Da quando è iniziata la guerra in Ucraina, i cittadini hanno iniziato a prendere d’assalto i supermercati per accaparrarsi scorte di prodotti alimentari. Lorenzo Bazzana, responsabile economico di Coldiretti, è stato intervistato dal quotidiano Fanpage per capire quali prodotti potrebbero mancare nei prossimi mesi.

Intanto bisogna sottolineare che la paura è assolutamente ingiustificata: al momento non c’è alcuna una carenza dei prodotti come olio di girasole, farina di frumento tenero e zucchero che vengono principalmente importati dall’Ucraina.

Frumento tenero italiani, pane, biscotti, grissini, dolci, sono per metà destinati all’esportazione. Quindi produciamo più di quello che consumiamo. Per il frumento duro, spiega Fanpage, abbiamo una produzione nazionale che copre circa il 45 per cento, e quindi circa il 55 per cento è prodotto di importazione. Problemi potrebbero nascere per il mais, legato alla filiera zootecnica, per cui circa il 50 per cento del prodotto destinato all’alimentazione animale è di importazione, e per la soia, destinata anch’essa all’alimentazione animale, dove più del 60-70 per cento è di provenienza estera.

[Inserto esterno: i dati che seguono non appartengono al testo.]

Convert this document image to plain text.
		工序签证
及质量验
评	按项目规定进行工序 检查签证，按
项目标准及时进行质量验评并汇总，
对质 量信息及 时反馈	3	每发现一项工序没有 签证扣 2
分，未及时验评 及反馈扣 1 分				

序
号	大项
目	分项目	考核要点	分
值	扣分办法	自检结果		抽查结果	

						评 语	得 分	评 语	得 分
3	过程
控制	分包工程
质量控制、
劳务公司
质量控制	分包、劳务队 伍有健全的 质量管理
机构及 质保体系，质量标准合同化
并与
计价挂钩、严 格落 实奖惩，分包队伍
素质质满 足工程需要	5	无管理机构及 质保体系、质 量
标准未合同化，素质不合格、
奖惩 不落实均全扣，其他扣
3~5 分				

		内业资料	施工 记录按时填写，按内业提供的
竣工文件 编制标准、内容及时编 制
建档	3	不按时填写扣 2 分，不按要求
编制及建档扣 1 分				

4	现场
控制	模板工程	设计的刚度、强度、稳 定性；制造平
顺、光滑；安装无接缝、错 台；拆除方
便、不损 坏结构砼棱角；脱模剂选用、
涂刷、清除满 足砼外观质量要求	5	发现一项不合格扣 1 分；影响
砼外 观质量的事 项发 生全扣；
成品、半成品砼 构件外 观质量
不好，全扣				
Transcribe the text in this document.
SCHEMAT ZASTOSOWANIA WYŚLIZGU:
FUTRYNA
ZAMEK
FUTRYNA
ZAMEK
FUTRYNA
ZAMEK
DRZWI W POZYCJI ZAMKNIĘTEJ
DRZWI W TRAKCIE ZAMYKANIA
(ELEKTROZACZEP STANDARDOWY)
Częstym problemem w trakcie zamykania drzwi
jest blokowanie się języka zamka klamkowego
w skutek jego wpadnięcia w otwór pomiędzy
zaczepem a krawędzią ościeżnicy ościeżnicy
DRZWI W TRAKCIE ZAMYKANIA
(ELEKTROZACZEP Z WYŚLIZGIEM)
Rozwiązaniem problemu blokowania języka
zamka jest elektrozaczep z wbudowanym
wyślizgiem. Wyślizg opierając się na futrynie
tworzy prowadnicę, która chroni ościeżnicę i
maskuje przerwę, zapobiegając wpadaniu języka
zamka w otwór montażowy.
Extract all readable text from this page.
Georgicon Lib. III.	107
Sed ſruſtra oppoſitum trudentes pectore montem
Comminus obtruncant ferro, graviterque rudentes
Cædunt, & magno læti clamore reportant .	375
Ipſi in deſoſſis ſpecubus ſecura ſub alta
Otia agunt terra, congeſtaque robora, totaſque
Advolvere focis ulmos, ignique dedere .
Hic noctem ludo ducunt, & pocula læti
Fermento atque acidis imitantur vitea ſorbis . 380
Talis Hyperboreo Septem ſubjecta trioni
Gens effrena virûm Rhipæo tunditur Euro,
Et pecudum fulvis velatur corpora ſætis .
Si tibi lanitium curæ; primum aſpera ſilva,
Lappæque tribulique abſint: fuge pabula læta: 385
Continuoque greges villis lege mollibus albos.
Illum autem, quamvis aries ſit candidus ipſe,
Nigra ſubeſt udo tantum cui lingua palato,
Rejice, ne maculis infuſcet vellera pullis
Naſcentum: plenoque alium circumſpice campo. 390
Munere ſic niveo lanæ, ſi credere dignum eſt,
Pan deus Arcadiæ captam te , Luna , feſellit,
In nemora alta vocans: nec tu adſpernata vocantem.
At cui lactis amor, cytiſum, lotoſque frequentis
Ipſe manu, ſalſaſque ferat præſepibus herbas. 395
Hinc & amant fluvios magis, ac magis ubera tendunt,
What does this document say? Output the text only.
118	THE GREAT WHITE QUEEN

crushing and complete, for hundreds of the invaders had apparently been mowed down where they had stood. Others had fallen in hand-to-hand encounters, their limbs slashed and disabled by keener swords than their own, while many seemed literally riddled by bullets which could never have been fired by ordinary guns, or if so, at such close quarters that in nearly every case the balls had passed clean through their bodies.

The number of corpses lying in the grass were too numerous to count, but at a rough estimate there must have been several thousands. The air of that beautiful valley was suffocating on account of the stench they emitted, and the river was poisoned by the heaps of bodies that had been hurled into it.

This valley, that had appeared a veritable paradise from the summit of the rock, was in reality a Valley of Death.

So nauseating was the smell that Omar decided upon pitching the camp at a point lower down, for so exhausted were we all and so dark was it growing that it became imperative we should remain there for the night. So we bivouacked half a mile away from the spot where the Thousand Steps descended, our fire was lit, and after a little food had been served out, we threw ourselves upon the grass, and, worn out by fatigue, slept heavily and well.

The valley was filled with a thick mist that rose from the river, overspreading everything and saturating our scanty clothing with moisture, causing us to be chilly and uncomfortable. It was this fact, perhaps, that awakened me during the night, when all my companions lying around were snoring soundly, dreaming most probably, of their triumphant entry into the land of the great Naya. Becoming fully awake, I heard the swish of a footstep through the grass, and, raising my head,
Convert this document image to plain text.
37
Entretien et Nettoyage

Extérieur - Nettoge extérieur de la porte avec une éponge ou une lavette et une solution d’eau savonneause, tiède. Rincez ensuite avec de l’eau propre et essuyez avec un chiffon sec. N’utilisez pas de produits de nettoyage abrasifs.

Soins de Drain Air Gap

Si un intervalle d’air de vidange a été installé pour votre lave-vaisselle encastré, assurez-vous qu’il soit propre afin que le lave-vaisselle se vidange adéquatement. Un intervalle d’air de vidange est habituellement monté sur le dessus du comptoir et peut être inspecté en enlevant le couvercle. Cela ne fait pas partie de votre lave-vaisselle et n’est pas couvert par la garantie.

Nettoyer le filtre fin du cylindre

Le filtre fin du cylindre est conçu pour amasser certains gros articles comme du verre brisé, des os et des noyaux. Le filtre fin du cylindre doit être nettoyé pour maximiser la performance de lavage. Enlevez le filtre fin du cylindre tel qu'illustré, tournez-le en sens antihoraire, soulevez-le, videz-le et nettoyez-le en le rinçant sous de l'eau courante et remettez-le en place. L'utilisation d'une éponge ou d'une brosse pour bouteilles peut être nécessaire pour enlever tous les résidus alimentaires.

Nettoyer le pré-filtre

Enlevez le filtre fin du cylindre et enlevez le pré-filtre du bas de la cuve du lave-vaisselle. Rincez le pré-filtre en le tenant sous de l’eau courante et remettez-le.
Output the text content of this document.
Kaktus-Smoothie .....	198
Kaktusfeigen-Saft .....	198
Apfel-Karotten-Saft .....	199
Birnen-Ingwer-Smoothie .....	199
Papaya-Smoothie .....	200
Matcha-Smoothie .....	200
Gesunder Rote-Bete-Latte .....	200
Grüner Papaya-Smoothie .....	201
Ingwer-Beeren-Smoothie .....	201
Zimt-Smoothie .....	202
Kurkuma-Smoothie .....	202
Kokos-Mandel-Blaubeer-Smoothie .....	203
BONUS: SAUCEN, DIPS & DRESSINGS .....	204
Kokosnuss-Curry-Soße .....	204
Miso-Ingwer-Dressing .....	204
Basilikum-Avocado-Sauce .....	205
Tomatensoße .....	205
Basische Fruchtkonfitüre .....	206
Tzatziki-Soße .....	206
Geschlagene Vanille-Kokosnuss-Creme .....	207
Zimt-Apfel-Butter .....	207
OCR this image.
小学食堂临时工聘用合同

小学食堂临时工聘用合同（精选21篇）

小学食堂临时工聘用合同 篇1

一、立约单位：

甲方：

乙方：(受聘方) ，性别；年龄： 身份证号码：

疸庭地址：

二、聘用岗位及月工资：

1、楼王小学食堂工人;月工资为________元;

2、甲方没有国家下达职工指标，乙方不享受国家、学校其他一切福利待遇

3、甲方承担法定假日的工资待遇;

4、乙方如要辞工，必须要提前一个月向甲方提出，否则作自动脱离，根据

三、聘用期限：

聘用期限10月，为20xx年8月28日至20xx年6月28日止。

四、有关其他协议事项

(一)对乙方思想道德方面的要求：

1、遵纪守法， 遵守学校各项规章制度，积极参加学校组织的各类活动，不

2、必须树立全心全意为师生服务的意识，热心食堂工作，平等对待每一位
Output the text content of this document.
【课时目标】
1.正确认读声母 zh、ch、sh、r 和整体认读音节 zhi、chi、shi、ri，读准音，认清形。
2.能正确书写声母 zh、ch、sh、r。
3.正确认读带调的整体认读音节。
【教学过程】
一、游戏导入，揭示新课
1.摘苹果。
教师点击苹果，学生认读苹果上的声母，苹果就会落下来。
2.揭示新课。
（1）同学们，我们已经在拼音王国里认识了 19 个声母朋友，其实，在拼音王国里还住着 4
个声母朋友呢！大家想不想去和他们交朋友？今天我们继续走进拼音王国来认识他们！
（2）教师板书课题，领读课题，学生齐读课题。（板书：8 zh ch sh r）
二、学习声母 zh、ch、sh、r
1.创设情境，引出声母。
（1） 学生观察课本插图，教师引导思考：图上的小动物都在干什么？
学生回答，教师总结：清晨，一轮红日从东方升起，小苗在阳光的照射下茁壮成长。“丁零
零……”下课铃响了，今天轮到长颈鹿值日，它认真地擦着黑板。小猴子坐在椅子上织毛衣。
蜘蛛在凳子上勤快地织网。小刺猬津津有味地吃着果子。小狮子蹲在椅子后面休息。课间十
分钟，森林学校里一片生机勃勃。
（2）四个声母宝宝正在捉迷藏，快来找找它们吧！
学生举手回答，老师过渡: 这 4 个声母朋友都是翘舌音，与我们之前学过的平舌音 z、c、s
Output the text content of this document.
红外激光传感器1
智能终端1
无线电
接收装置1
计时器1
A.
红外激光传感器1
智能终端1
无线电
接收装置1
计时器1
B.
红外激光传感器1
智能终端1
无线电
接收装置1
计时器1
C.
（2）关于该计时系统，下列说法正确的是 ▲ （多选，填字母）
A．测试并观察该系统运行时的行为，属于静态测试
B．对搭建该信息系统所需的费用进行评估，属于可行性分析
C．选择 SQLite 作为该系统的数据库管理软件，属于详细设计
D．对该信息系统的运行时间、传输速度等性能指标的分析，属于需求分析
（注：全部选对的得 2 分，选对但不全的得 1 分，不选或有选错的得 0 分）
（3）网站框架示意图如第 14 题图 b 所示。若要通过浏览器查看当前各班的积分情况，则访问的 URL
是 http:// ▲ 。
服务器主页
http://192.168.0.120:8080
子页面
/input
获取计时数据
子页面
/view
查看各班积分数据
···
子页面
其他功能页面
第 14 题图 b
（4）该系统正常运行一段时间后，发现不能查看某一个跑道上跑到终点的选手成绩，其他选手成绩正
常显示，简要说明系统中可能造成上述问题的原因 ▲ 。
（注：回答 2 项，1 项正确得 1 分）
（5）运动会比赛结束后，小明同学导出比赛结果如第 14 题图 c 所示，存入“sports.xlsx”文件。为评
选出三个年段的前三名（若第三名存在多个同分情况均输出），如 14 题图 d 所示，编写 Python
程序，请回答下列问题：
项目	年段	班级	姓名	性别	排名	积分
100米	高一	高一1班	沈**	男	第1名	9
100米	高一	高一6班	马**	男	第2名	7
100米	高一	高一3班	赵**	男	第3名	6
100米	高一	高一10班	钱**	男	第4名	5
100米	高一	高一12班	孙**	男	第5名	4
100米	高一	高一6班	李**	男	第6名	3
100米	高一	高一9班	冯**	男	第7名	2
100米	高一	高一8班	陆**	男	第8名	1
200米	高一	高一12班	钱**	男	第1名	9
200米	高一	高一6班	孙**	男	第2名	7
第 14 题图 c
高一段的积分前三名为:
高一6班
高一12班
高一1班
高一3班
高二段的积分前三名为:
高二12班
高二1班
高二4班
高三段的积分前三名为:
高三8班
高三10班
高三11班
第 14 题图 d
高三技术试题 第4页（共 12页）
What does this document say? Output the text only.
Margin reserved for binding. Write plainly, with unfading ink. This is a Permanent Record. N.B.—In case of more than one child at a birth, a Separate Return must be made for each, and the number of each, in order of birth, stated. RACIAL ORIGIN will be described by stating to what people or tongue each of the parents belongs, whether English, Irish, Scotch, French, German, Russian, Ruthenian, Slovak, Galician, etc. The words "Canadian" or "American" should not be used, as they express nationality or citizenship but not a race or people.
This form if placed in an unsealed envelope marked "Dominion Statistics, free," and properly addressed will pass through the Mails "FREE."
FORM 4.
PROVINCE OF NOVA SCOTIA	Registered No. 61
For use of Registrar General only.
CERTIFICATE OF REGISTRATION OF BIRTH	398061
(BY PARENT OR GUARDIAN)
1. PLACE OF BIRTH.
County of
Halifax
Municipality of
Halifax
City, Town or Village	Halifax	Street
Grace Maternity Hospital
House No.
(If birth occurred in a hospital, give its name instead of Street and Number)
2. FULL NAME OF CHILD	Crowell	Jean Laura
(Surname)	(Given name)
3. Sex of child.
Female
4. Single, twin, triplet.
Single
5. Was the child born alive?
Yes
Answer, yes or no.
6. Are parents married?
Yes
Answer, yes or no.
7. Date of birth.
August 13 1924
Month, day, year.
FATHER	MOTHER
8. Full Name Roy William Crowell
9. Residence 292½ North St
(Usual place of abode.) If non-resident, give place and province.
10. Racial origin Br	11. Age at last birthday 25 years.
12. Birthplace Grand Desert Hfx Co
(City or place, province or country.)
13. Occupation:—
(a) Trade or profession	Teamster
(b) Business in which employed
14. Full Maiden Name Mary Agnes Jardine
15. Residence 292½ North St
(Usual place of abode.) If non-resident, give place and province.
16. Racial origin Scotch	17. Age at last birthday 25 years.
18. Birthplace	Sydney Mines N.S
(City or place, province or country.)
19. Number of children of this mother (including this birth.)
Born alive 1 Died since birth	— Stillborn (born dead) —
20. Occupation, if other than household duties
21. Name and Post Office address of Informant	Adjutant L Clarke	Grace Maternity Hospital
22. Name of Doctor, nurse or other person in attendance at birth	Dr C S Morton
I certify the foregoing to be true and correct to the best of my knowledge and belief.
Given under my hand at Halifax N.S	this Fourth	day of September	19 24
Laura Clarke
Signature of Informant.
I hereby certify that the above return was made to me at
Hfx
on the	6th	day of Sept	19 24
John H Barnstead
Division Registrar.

Sul latte siamo autosufficienti per l’86 per cento, mentre per le uova siamo autosufficienti. Il prezzo dei cereali invece è cresciuto prima della guerra, perché la Cina stava facendo accaparramento di scorte, e questo ha generato delle tensioni sui mercati internazionali. Per questo bisogna lavorare sull’ottimizzazione della produzione interna: per esempio, dice Coldiretti, la proliferazione di cavallette dello scorso anno in Sardegna è figlia della non coltivazione dei terreni, perché non sufficientemente remunerativi: le cavallette che avevano deposto le loro ovature nel terreno sono riuscite così a riprodursi perché appunto il terreno non era coltivato.

Come si può invertire la tendenza? Con i contratti di filiera, dice Coldiretti a Fanpage, che sono uno strumento previsto dalla nostra legislazione, in modo che ci sia una programmazione e un prezzo che viene concordato prima. E poi bisogna programmare un aumento delle superfici, recuperando quelle che nel corso degli anni sono state abbandonate per motivi economici.